Tuesday, May 28, 2013

Don’t Be a Dead Hero

In some disasters, more rescuers die than original victims.

 In this handout from Miami-Dade Fire Rescue, Miami-Dade search and rescue look for possible survivors in the rubble of a four-story parking garage that was under construction and collapsed at the Miami Dade College's West Campus on October 10, 2012 in Doral, Florida. 

Massive tragedies require involvement of multiple agencies and clear coordination and communication. Above, Miami-Dade search and rescue look for survivors in the rubble of a collapsed parking garage on Oct. 10, 2012.

In 2007, a Virginia dairy farmer died from inhaling methane fumes while working in an enclosed manure pit. A hired worker attempted to save the farmer and was also killed by the fumes. The farmer’s wife and two daughters then jumped in, each frantically trying to save the earlier victims, and also died.

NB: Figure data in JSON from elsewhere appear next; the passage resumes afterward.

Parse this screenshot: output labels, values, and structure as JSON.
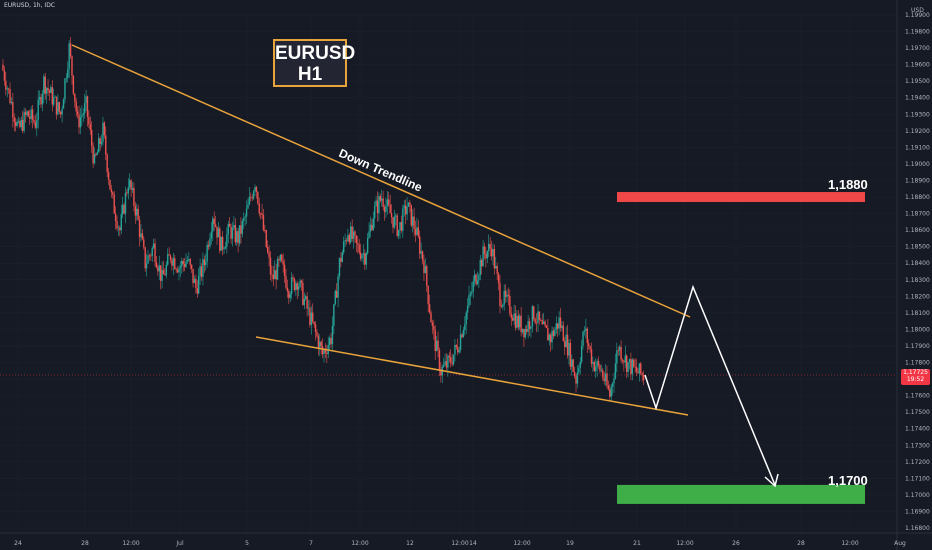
{
  "header": {
    "symbol_line": "EURUSD, 1h, IDC"
  },
  "title_box": {
    "line1": "EURUSD",
    "line2": "H1"
  },
  "currency_label": "USD",
  "trendline_label": "Down Trendline",
  "levels": {
    "resistance": {
      "label": "1,1880",
      "price": 1.188,
      "color": "#f04848"
    },
    "support": {
      "label": "1,1700",
      "price": 1.17,
      "color": "#3fae49"
    }
  },
  "current_price": {
    "line1": "1,17725",
    "line2": "19:52",
    "price": 1.17725,
    "color": "#f23645"
  },
  "colors": {
    "background": "#161a25",
    "up": "#26a69a",
    "down": "#ef5350",
    "trendline": "#e8a33a",
    "projection": "#ffffff"
  },
  "chart_data": {
    "type": "line",
    "title": "EURUSD H1",
    "ylim": [
      1.168,
      1.2
    ],
    "y_ticks": [
      "1.16800",
      "1.16900",
      "1.17000",
      "1.17100",
      "1.17200",
      "1.17300",
      "1.17400",
      "1.17500",
      "1.17600",
      "1.17700",
      "1.17800",
      "1.17900",
      "1.18000",
      "1.18100",
      "1.18200",
      "1.18300",
      "1.18400",
      "1.18500",
      "1.18600",
      "1.18700",
      "1.18800",
      "1.18900",
      "1.19000",
      "1.19100",
      "1.19200",
      "1.19300",
      "1.19400",
      "1.19500",
      "1.19600",
      "1.19700",
      "1.19800",
      "1.19900"
    ],
    "x_ticks": [
      "24",
      "28",
      "12:00",
      "Jul",
      "5",
      "7",
      "12:00",
      "12",
      "12:00",
      "14",
      "12:00",
      "19",
      "21",
      "12:00",
      "26",
      "28",
      "12:00",
      "Aug"
    ],
    "series": [
      {
        "values": [
          1.196,
          1.194,
          1.192,
          1.193,
          1.1925,
          1.195,
          1.194,
          1.193,
          1.197,
          1.1925,
          1.1935,
          1.19,
          1.192,
          1.188,
          1.186,
          1.189,
          1.187,
          1.184,
          1.185,
          1.183,
          1.1845,
          1.1838,
          1.1842,
          1.1825,
          1.184,
          1.187,
          1.185,
          1.186,
          1.1855,
          1.187,
          1.189,
          1.186,
          1.183,
          1.184,
          1.1825,
          1.183,
          1.1815,
          1.18,
          1.1785,
          1.1795,
          1.184,
          1.186,
          1.185,
          1.1845,
          1.187,
          1.188,
          1.187,
          1.186,
          1.1875,
          1.186,
          1.184,
          1.18,
          1.1775,
          1.178,
          1.179,
          1.181,
          1.183,
          1.1845,
          1.185,
          1.182,
          1.1815,
          1.1805,
          1.18,
          1.181,
          1.18,
          1.1795,
          1.1805,
          1.179,
          1.177,
          1.18,
          1.178,
          1.1775,
          1.176,
          1.179,
          1.178,
          1.1775,
          1.1772
        ]
      }
    ],
    "annotations": [
      "Down Trendline",
      "1,1880",
      "1,1700"
    ]
  }
}
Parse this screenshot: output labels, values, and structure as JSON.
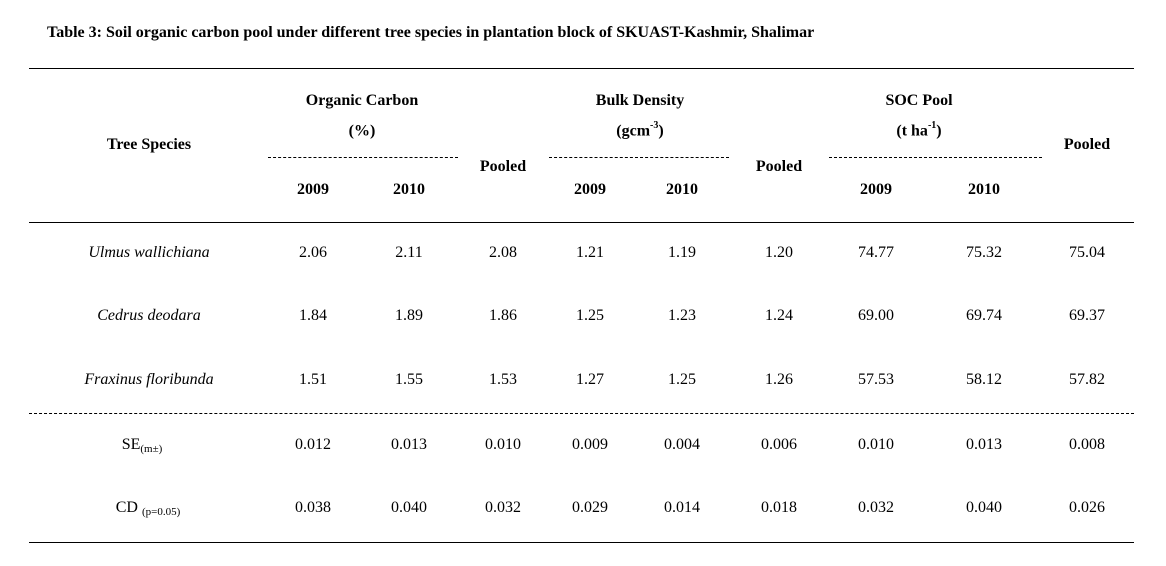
{
  "title": "Table 3: Soil organic carbon pool under different tree species in plantation block of SKUAST-Kashmir, Shalimar",
  "header": {
    "species": "Tree Species",
    "groups": [
      {
        "line1": "Organic Carbon",
        "unit_pre": "(%)",
        "unit_sup": "",
        "unit_post": ""
      },
      {
        "line1": "Bulk Density",
        "unit_pre": "(gcm",
        "unit_sup": "-3",
        "unit_post": ")"
      },
      {
        "line1": "SOC Pool",
        "unit_pre": "(t ha",
        "unit_sup": "-1",
        "unit_post": ")"
      }
    ],
    "year1": "2009",
    "year2": "2010",
    "pooled": "Pooled"
  },
  "rows": [
    {
      "species": "Ulmus wallichiana",
      "values": [
        "2.06",
        "2.11",
        "2.08",
        "1.21",
        "1.19",
        "1.20",
        "74.77",
        "75.32",
        "75.04"
      ]
    },
    {
      "species": "Cedrus deodara",
      "values": [
        "1.84",
        "1.89",
        "1.86",
        "1.25",
        "1.23",
        "1.24",
        "69.00",
        "69.74",
        "69.37"
      ]
    },
    {
      "species": "Fraxinus floribunda",
      "values": [
        "1.51",
        "1.55",
        "1.53",
        "1.27",
        "1.25",
        "1.26",
        "57.53",
        "58.12",
        "57.82"
      ]
    }
  ],
  "stats": [
    {
      "label": "SE",
      "sub": "(m±)",
      "values": [
        "0.012",
        "0.013",
        "0.010",
        "0.009",
        "0.004",
        "0.006",
        "0.010",
        "0.013",
        "0.008"
      ]
    },
    {
      "label": "CD ",
      "sub": "(p=0.05)",
      "values": [
        "0.038",
        "0.040",
        "0.032",
        "0.029",
        "0.014",
        "0.018",
        "0.032",
        "0.040",
        "0.026"
      ]
    }
  ]
}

One tragic death quickly became five.

Sadly, this type of compound tragedy, in which rescuers become additional victims, is far too common.

In certain situations, the data show, more people are killed trying to rescue others than are killed in the initial accident. The Occupational Safety and Health Administration recently examined reports for fatal, confined-space accidents and found that when multiple deaths occurred, the majority of the victims were rescuers. The National Institute for Occupational Safety and Health previously reported that rescuers account for more than 60 percent of confined-space fatalities.